1func bfsWorker(workerID int, graph *Graph, toVisitChan <-chan int, visitedChan chan<- int, wg *sync.WaitGroup) {
2 defer wg.Done()
3 for nodeID := range toVisitChan {
4 node := graph.Nodes[nodeID]
5 time.Sleep(time.Duration(node.Latency) * time.Second)
6 visitedChan <- nodeID
7 }
8}
9
10func bfsConcurrent(graph *Graph, startNode int, numWorkers int) int {
11 visited := make(map[int]bool)
12 visited[startNode] = true
13
14 toVisitChan := make(chan int, 100)
15 visitedChan := make(chan int, 100)
16
17 var wg sync.WaitGroup
18 var totalScore int64
19
20 startTime := time.Now()
21
22 for i := 0; i < numWorkers; i++ {
23 wg.Add(1)
24 go bfsWorker(i, graph, toVisitChan, visitedChan, &wg)
25 }
26
27 // Close visitedChan when all workers are done
28 go func() {
29 wg.Wait()
30 close(visitedChan)
31 }()
32
33 // Send the start node
34 toVisitChan <- startNode
35 nodesInFlight := 1
36
37 // Coordinator: process results and send new nodes
38 for nodeID := range visitedChan {
39 nodesInFlight--
40
41 node := graph.Nodes[nodeID]
42 atomic.AddInt64(&totalScore, int64(node.Score))
43
44 // Add unvisited neighbors to the channel
45 for _, neighbor := range node.Neighbors {
46 if !visited[neighbor] {
47 visited[neighbor] = true
48 toVisitChan <- neighbor
49 nodesInFlight++
50 }
51 }
52
53 // If no more nodes in flight, we're done
54 if nodesInFlight == 0 {
55 close(toVisitChan)
56 break
57 }
58 }
59
60 elapsed := time.Since(startTime)
61 return int(atomic.LoadInt64(&totalScore))
62}
Running with 10 workers is much faster:
1Total time elapsed: 32.009325958s
2
3=== BFS Complete ===
4Total score: 5596
However, there are two issues:
- The coordinator is a bottleneck
- We need two channels (toVisitChan and visitedChan) plus a nodesInFlight counter - unnecessarily complex
Version 4: Decentralized with Channels and WaitGroup
We can eliminate the coordinator bottleneck by letting workers enqueue neighbors directly. This also reduces the number of channels from two to one.
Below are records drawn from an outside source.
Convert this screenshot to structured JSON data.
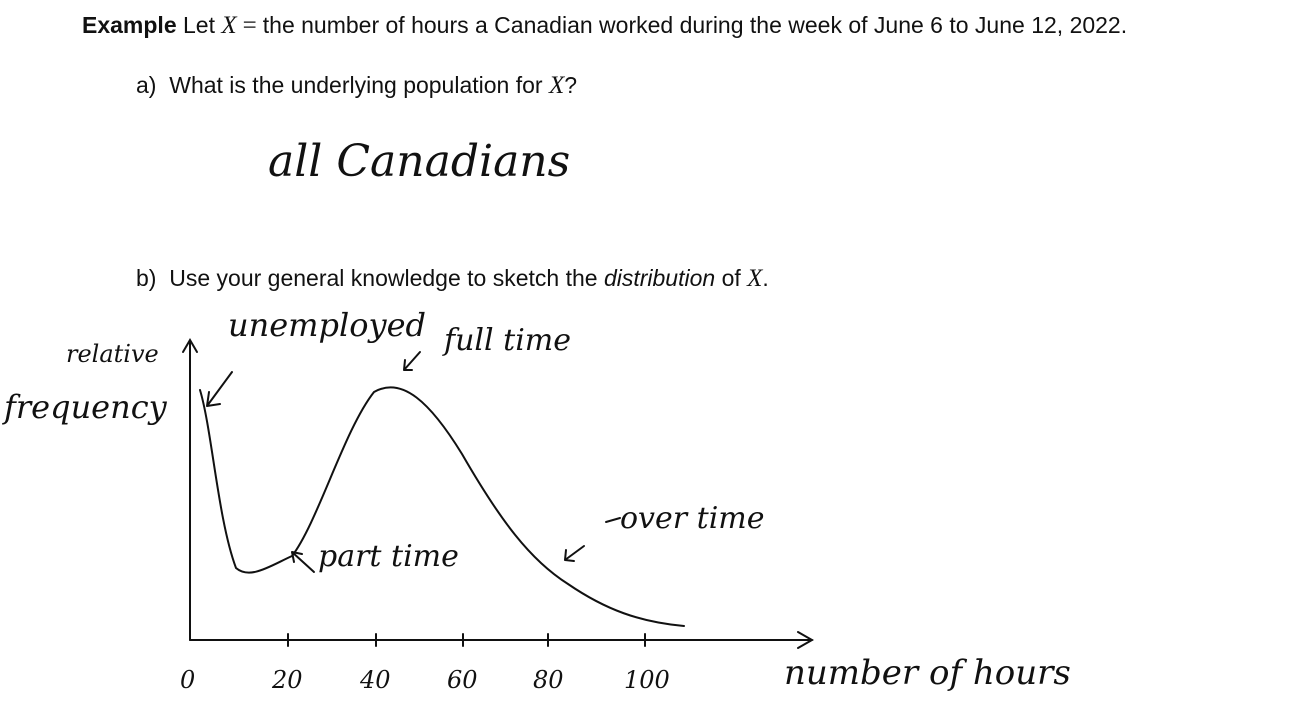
{
  "example": {
    "label": "Example",
    "let_word": "Let",
    "variable": "X",
    "equals": "=",
    "definition": "the number of hours a Canadian worked during the week of June 6 to June 12, 2022."
  },
  "part_a": {
    "marker": "a)",
    "question_text": "What is the underlying population for",
    "variable": "X",
    "question_end": "?",
    "answer": "all Canadians"
  },
  "part_b": {
    "marker": "b)",
    "text_before": "Use your general knowledge to sketch the",
    "emphasis": "distribution",
    "text_after": "of",
    "variable": "X",
    "end": "."
  },
  "sketch": {
    "y_label_line1": "relative",
    "y_label_line2": "frequency",
    "x_label": "number of hours",
    "annotations": {
      "unemployed": "unemployed",
      "full_time": "full time",
      "part_time": "part time",
      "over_time": "over time"
    },
    "x_ticks": [
      "0",
      "20",
      "40",
      "60",
      "80",
      "100"
    ]
  }
}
Full code: bfs-multithread-decentralized/main.go.
1func bfsWorker(workerID int, graph *Graph, nodeChan chan int, visited *sync.Map, totalScore *int64, wg *sync.WaitGroup) {
2 for nodeID := range nodeChan {
3 node := graph.Nodes[nodeID]
4 time.Sleep(time.Duration(node.Latency) * time.Second)
5 atomic.AddInt64(totalScore, int64(node.Score))
6
7 // Each worker independently enqueues unvisited neighbors
8 for _, neighbor := range node.Neighbors {
9 _, loaded := visited.LoadOrStore(neighbor, true)
10 if !loaded {
11 wg.Add(1)
12 // This is super important to avoid deadlock: all worker goroutines block on writing to channel.
13 go func(n int) {
14 nodeChan <- n
15 }(neighbor)
16 }
17 }
18 wg.Done()
19 }
20}
21
22func bfsConcurrent(graph *Graph, startNode int, numWorkers int) int {
23 var visited sync.Map
24 var totalScore int64
25 var wg sync.WaitGroup
26 nodeChan := make(chan int, 10)
27
28 startTime := time.Now()
29
30 for i := 0; i < numWorkers; i++ {
31 go bfsWorker(i, graph, nodeChan, &visited, &totalScore, &wg)
32 }
33
34 visited.Store(startNode, true)
35 wg.Add(1)
36 nodeChan <- startNode
37
38 wg.Wait()
39 close(nodeChan)
40
41 elapsed := time.Since(startTime)
42 return int(atomic.LoadInt64(&totalScore))
43}
Running with 10 workers:
1Total time elapsed: 32.006704666s
2
3=== BFS Complete ===
4Total score: 5596
The key insight: the WaitGroup tracks work items, not workers! A WaitGroup is simply a concurrent counter that blocks until it reaches zero.